Deena Burnett, whose husband, Tom, was killed on hijacked Flight 93, which crashed in Pennsylvania, expressed optimism about the challenge at a news conference.
"It's up to us, and I think we can do it," she said. "It's up to us to bankrupt the terrorists and those who finance them so they will never again have the resources to commit such atrocities against the American people as we experienced on September 11."
Co-lead counsel for the lawsuit is attorney Allen Gerson, one of the attorneys who negotiated a $2.7 billion settlement between the Libyan government and families of 270 people killed when Pam Am Flight 103 was blown up over Scotland in 1988.
Among the allegations in the complaint, said attorney Ron Motley, are that certain members of the Saudi royal family have been active supporters of and helped fund al Qaeda and bin Laden.
The attorneys and investigators were able to obtain, through French intelligence, the translation of a secretly recorded meeting between representatives of bin Laden and three Saudi princes in which they sought to pay him hush money to keep him from attacking their enterprises in Saudi Arabia, Motley said.

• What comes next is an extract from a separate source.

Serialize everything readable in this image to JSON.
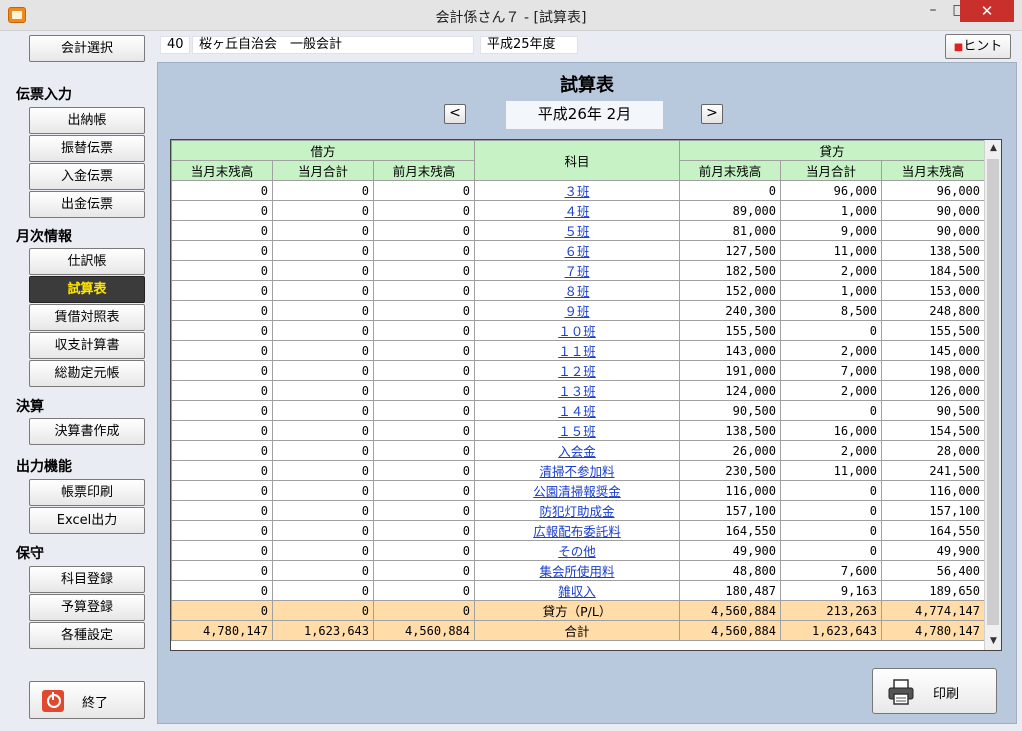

Burnett's father in law, Thomas E. Burnett Sr., who also spoke at the news conference, said the group was "taking unprecedented legal action against those whose money financed the unspeakable evil that occurred on that tragic day."
Matt Sellitto, whose 23-year-old son Matthew died at the World Trade Center, told reporters: "His loss is incomprehensible to me. My heart continues to ache and will ache for the rest of my life."
"If the odds are stacked against us, we will beat them," Sellitto said. "And we will pursue this action until justice is served and terrorism is stopped."
Matthew Sellitto worked at the Cantor Fitzgerald brokerage house on the 105th floor of One World Trade Center.
-- CNNfn Correspondent Allan Dodds Frank contributed to this report.